AMC 10 Daily Practice Round 4

Complete problem set with solutions and individual problem pages

Problem 15 Easy

In the figure, a semicircle with diameter EF intersects each side of rectangle ABCD at exactly one point. The lengths of segments EF and FC are 20 centimeters and 2 centimeters, respectively. The area of the shaded region is a- b \cdot \pi square centimeters. Find the value of a+b. (Assuming the value of \pi is 3.14.)

  • A.

    326

  • B.

    338

  • C.

    348

  • D.

    444

  • E.

    500

Answer:B

Let EF be a line segment with midpoint O. Draw a perpendicular line OP from O to CD at point P. Connect OM and ON.

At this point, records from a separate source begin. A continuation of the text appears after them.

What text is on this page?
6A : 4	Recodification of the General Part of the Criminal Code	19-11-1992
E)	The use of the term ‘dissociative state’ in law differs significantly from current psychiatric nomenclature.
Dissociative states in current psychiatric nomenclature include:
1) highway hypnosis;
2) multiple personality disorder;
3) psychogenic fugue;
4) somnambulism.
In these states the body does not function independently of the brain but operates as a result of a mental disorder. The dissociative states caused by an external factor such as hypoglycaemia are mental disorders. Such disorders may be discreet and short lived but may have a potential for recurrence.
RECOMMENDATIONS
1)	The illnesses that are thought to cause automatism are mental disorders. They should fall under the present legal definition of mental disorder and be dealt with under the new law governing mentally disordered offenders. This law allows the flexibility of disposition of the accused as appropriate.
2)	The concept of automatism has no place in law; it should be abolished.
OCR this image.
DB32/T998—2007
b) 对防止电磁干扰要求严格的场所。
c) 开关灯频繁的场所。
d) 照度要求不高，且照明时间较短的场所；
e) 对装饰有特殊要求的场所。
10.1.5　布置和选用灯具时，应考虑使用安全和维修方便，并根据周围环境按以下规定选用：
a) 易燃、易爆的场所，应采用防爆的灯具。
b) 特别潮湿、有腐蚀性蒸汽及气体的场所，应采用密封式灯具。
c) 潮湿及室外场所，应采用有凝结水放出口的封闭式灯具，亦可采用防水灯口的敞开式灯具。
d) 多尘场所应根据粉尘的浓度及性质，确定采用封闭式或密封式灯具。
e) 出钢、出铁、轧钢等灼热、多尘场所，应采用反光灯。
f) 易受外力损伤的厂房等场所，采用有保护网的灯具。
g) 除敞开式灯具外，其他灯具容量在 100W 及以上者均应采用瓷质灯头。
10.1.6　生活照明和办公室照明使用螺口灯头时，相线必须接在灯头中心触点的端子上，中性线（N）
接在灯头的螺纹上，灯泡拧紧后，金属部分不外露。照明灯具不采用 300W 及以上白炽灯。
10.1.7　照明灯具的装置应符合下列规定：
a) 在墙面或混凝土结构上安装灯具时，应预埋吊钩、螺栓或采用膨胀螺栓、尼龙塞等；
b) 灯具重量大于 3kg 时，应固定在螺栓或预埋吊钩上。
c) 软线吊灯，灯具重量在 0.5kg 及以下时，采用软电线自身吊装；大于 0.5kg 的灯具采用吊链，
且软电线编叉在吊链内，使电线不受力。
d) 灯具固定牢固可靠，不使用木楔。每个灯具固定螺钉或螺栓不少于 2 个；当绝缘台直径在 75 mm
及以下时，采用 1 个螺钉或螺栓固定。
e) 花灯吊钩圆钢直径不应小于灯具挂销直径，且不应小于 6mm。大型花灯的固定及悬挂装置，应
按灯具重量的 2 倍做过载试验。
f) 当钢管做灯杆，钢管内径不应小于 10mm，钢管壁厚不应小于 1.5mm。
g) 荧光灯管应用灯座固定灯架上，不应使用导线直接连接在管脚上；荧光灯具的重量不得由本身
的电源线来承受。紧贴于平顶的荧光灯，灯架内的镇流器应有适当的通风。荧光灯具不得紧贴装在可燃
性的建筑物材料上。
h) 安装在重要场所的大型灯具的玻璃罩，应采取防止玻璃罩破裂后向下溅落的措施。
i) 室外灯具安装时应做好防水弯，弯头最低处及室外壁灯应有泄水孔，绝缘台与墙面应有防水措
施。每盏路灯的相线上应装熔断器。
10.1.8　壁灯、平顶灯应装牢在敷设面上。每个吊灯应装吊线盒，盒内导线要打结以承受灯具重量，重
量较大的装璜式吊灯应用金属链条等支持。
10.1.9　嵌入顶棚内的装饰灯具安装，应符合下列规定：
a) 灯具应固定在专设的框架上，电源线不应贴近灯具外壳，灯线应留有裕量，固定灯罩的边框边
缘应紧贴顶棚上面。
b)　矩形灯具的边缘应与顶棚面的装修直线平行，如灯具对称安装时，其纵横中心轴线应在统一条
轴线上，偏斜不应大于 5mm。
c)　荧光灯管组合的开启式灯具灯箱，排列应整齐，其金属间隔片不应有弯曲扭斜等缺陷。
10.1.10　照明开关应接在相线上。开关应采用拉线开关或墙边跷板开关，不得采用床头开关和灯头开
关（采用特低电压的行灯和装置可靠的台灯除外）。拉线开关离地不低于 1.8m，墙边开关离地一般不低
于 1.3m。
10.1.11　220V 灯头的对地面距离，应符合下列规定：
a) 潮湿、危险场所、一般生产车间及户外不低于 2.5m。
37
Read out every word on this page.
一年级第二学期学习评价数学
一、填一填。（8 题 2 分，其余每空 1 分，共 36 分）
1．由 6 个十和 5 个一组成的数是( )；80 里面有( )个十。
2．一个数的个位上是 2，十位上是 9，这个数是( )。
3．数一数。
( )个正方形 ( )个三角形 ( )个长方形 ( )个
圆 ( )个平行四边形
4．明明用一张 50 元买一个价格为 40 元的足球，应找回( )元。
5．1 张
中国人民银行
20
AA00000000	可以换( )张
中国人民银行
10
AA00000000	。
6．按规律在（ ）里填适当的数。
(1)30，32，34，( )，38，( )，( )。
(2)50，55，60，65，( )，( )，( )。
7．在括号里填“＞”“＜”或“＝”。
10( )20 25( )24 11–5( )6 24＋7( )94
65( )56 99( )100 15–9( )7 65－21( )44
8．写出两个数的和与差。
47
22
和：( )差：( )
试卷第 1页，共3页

Then, OM is perpendicular to AB, and ON is perpendicular to BC. Given that EF has a length of 20\text{ cm}, we can deduce that OE = OF = OM = ON = 10\text{ cm}. Therefore, PF can be calculated as 10 - 2 = 8\text{ cm}.

The length of OP is 6\text{ cm}, and since OP bisects CD, we have DP = PF = 8\text{ cm}. Consequently, AD = MP = 16\text{ cm}.

The length of BC is given as 8 + 8 + 2 = 18\text{ cm}.

Now, we want to find the area of the shaded region, denoted as S_{\text{shaded}}. This can be obtained by subtracting the area of the semicircle from the area of quadrilateral ABCD. The area of quadrilateral ABCD can be calculated as AD \times BC = 16 \times 18. The area of the semicircle can be calculated as \frac{1}{2}\pi \times r^2, where the radius r is \frac{1}{2} \times EF = 10\text{ cm}. Thus, the area of the shaded region is:

S_{\text{shaded}} = 16 \times 18 - \frac{1}{2} \times \pi \times 10^2 = 288 - 50\pi.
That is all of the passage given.